An additional benefit of the use of rituximab is a significant decrease in the risk of developing lymphoma in patients with HHV8-associated MCD treated with rituximab that was first observed at Imperial and was confirmed in France [2]. This remarkable breakthrough in the management of MCD has been widely accepted and Professor Bower was invited by the American Society of Haematology to write a position statement (their "How I treat" series published in Blood on the management of HIV associated MCD) [4].

The treatment strategy has been adopted into national treatment guidelines. The only evidence- based treatment guidelines for HIV associated MCD are published by BHIVA (British HIV association) in 2008 and advocate the use of Rituximab in MCD [5]. The approach is also recommended in the UptoDate guidelines [6]. Review publications from US and Europe similarly recommend adopting this strategy in the management of MCD [7-9].

This bench to bedside translational research development has had an enormous impact on the survival of a relatively small number of patients globally; very few oncological advances in the last decade have had such a dramatic effect, doubling 5 year overall survival.

Sources to corroborate the impact

[1] Bower, M., Newsom-Davis, T., Naresh, K., Merchant, S., Lee, B., Gazzard, B., et al. (2011). Clinical Features and Outcome in HIV-Associated Multicentric Castleman's Disease. J Clin Oncol, 29 (18), 2481-2486. DOI.

[2] Gerard, L., Michot, J.M., Burcheri, S., Fieschi, C., Longuet, P., Delcey, V., et al. (2012). Rituximab decreases the risk of lymphoma in patients with HIV-associated multicentric Castleman disease. Blood, 119 (10), 2228-2233. DOI.

[3] Hoffmann, C., Schmid, H., Muller, M., Teutsch, C., van Lunzen, J., Esser, S., et al. (2011). Improved outcome with rituximab in patients with HIV-associated multicentric Castleman disease.

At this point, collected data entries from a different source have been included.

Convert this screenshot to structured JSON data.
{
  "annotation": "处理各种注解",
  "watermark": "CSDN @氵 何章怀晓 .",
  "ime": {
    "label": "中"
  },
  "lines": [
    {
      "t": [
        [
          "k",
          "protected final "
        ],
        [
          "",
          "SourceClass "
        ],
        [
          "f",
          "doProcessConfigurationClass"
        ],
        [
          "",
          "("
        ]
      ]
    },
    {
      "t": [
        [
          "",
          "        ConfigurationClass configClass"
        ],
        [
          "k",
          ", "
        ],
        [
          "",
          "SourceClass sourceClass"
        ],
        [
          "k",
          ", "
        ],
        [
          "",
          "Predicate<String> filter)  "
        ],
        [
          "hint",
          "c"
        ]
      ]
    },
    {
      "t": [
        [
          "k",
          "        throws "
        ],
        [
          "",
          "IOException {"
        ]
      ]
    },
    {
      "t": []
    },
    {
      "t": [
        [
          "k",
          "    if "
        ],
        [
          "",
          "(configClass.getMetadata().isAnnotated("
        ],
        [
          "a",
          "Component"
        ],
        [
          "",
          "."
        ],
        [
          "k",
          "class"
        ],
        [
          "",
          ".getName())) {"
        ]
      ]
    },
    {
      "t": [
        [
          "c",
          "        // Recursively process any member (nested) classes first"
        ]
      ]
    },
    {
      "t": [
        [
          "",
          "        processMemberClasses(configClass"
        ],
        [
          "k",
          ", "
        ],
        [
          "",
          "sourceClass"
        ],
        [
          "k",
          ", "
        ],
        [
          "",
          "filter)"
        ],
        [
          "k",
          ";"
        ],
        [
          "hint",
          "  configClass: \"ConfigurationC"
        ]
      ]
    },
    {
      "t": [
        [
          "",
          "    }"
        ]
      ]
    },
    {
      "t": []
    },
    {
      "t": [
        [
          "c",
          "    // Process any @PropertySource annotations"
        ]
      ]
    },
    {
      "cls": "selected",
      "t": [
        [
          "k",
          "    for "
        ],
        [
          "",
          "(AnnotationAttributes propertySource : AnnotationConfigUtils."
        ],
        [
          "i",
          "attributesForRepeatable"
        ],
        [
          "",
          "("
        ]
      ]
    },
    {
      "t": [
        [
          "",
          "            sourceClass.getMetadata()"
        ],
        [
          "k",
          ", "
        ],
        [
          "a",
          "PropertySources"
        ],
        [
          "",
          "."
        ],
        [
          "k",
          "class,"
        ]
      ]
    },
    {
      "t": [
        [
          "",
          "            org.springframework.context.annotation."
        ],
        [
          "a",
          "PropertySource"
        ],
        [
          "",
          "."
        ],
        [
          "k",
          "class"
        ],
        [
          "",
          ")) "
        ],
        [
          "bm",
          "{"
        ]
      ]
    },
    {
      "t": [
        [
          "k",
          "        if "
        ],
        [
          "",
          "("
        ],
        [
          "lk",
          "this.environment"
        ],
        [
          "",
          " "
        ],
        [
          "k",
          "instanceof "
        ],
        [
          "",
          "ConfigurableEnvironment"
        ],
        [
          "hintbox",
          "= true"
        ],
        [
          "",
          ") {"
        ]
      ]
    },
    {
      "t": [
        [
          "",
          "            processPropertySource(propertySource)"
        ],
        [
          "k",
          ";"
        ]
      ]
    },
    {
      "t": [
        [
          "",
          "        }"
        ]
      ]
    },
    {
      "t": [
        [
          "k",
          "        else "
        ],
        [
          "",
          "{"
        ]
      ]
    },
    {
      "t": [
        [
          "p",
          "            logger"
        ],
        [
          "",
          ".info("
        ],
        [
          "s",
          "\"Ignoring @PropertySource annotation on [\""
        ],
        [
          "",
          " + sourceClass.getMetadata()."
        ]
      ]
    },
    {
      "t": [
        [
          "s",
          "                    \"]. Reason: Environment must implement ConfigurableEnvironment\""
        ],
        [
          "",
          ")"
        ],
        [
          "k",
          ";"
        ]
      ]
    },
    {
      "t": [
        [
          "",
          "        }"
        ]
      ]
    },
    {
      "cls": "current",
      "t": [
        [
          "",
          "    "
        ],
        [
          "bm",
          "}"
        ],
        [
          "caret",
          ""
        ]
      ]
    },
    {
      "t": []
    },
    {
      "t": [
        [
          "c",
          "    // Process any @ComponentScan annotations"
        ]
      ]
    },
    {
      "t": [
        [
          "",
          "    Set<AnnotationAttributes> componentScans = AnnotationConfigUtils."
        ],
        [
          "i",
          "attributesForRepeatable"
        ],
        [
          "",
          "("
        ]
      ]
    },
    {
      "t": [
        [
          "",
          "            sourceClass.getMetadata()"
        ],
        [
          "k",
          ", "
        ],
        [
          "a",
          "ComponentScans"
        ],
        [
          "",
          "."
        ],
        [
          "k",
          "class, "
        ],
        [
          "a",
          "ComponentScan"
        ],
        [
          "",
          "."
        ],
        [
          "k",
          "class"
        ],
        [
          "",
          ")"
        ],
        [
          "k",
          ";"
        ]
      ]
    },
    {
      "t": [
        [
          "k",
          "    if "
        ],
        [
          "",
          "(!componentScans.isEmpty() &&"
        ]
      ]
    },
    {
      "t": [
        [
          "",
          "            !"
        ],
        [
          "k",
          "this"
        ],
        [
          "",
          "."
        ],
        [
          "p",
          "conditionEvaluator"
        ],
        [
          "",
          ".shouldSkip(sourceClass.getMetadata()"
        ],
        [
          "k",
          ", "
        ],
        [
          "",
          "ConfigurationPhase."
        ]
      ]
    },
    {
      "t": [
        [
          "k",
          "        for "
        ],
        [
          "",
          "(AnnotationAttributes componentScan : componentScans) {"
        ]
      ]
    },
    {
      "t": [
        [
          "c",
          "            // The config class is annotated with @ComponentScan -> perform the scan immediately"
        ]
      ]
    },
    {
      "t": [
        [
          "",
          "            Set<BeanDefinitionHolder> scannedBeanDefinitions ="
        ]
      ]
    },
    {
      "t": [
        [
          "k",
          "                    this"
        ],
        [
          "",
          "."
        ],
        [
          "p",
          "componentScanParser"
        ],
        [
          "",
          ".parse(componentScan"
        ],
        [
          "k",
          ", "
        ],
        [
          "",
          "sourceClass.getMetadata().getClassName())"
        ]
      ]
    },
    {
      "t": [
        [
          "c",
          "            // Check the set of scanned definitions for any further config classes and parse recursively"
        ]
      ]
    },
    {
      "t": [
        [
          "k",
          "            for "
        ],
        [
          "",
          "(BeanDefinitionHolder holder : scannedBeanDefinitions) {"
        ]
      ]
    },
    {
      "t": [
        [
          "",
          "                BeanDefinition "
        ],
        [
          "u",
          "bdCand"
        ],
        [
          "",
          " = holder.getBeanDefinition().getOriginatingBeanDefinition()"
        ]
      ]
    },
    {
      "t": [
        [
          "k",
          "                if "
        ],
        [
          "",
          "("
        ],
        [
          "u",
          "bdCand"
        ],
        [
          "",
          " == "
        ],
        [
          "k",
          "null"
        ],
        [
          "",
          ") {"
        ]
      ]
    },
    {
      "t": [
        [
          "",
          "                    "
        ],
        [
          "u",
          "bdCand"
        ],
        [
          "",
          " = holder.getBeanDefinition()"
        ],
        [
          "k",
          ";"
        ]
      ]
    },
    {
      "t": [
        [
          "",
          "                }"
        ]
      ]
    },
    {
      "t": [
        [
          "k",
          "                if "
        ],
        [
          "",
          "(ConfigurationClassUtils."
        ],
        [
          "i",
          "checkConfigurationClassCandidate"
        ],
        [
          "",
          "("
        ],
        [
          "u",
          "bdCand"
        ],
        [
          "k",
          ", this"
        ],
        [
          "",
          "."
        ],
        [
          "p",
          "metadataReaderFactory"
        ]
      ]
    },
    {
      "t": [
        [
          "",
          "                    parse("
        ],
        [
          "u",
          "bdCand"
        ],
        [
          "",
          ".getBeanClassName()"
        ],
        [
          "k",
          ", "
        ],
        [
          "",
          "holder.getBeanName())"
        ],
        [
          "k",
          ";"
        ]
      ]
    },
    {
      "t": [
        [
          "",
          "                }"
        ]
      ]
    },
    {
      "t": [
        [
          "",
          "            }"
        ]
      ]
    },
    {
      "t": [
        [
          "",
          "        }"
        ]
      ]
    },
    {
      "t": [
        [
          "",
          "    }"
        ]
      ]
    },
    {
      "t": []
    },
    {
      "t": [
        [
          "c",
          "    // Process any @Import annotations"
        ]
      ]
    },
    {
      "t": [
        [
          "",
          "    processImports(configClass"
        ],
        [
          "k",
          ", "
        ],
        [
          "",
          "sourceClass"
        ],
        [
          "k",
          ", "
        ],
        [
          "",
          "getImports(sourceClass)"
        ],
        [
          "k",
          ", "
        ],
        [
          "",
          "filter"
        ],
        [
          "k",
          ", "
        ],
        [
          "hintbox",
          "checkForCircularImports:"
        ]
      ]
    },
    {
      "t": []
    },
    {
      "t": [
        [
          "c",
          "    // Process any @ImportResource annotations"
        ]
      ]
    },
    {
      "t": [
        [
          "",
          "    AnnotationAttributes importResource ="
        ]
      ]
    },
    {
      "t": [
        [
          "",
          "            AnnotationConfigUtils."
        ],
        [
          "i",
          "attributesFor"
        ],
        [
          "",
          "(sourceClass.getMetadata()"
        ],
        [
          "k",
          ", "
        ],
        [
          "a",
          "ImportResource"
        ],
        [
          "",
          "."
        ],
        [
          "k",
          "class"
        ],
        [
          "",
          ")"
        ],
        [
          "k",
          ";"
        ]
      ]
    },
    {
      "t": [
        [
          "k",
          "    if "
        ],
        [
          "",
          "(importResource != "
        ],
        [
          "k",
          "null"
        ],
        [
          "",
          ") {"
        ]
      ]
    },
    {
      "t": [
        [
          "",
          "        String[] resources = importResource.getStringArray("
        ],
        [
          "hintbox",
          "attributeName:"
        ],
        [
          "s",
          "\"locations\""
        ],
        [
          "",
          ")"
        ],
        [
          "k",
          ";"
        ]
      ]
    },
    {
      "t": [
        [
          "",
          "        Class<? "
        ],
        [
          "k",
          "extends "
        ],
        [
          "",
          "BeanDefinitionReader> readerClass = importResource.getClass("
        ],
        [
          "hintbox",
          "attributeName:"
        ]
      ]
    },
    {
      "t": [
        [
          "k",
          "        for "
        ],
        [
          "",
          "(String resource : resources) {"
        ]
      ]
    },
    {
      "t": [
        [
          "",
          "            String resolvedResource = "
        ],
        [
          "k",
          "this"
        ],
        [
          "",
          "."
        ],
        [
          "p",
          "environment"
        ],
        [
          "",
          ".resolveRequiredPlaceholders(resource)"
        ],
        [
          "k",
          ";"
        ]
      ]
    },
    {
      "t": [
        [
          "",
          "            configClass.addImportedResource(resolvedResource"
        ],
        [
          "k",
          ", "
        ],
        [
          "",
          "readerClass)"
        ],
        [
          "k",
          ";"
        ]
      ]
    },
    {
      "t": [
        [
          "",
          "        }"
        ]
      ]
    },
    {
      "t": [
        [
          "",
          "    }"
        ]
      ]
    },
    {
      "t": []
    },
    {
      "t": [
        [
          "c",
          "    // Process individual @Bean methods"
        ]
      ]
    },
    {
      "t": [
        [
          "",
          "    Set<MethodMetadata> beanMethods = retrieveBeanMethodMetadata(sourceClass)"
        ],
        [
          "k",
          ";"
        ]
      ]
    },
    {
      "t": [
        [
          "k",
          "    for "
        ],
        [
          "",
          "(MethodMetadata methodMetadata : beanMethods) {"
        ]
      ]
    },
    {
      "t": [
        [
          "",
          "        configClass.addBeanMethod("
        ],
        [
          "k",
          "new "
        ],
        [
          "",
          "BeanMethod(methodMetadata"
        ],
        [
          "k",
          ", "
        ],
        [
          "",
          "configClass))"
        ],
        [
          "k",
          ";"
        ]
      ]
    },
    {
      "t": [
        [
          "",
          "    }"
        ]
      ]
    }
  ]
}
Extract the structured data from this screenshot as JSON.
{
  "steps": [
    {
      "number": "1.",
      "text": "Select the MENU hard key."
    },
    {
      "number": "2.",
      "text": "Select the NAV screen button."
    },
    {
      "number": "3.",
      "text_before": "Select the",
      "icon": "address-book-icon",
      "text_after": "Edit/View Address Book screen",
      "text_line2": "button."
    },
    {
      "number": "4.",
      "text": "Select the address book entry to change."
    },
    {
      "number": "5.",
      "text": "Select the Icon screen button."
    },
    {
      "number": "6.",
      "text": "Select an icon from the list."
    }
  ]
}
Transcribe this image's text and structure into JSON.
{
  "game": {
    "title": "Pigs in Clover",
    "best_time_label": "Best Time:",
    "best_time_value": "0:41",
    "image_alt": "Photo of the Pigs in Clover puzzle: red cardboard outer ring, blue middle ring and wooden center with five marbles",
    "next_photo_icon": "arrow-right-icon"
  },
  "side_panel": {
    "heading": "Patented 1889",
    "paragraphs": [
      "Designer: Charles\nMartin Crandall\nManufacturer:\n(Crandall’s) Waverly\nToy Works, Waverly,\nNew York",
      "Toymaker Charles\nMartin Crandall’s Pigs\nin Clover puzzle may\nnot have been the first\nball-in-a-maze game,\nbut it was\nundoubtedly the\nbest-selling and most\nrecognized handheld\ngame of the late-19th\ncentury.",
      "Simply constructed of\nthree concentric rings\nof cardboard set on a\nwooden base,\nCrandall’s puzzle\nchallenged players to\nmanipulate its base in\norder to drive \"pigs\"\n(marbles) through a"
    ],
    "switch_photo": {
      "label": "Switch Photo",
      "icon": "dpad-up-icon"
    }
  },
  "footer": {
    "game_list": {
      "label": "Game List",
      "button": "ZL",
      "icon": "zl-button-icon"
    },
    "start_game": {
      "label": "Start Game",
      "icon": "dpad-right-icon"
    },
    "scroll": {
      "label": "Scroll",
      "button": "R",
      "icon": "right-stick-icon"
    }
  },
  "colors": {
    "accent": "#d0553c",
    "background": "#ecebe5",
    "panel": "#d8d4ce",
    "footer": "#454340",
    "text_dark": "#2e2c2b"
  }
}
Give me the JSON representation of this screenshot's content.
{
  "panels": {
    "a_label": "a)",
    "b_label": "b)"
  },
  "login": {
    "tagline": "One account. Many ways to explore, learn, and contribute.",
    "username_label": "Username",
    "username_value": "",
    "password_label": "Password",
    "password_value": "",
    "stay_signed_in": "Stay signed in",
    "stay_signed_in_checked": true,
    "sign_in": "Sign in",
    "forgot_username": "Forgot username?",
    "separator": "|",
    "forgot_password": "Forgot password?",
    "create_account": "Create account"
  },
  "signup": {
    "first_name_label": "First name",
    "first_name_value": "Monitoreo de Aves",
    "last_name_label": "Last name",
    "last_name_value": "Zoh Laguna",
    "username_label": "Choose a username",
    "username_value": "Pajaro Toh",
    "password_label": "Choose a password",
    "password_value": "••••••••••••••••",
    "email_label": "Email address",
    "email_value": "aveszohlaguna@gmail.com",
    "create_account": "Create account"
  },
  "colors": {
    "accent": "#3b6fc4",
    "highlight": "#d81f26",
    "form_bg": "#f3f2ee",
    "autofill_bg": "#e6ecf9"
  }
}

Blood, 118 (13), 3499-3503. DOI.

[4] Bower, M. (2010). How I treat HIV-associated multicentric Castleman disease. Blood, 116 (22), 4415-4421. DOI.

[5] Bower, M., Collins, S., Cottrill, C., Cwynarski, K., Montoto, S., Nelson, M., et al. (2008). British HIV Association guidelines for HIV-associated malignancies 2008. HIV Med, 9 (6), 336-388 http://www.bhiva.org/Malignancies2008.aspx. Archived on 6^th November 2013.

[6] Up-to-date guidelines: http://www.uptodate.com/contents/castlemans-disease. Archived on 6^th November 2013.

[7] Sullivan, R.J., Pantanowitz, L., Casper, C., Stebbing, J., Dezube, B.J. (2008). HIV/AIDS: epidemiology, pathophysiology, and treatment of Kaposi sarcoma-associated herpesvirus disease: Kaposi sarcoma, primary effusion lymphoma, and multicentric Castleman disease. Clin Infect Dis, 47 (9), 1209-1215. DOI

[8] Oksenhendler, E. (2009). HIV-associated multicentric Castleman disease. Curr Opin HIV AIDS, 4 (1), 16-21. DOI.

[9] Reid, E., Nooka, A., Blackmon, J., Lechowicz, M.J. (2012). Clinical use of rituximab in patients with HIV related lymphoma and Multicentric Castleman's disease. Curr Drug Deliv, 9 (1), 41-51. DOI.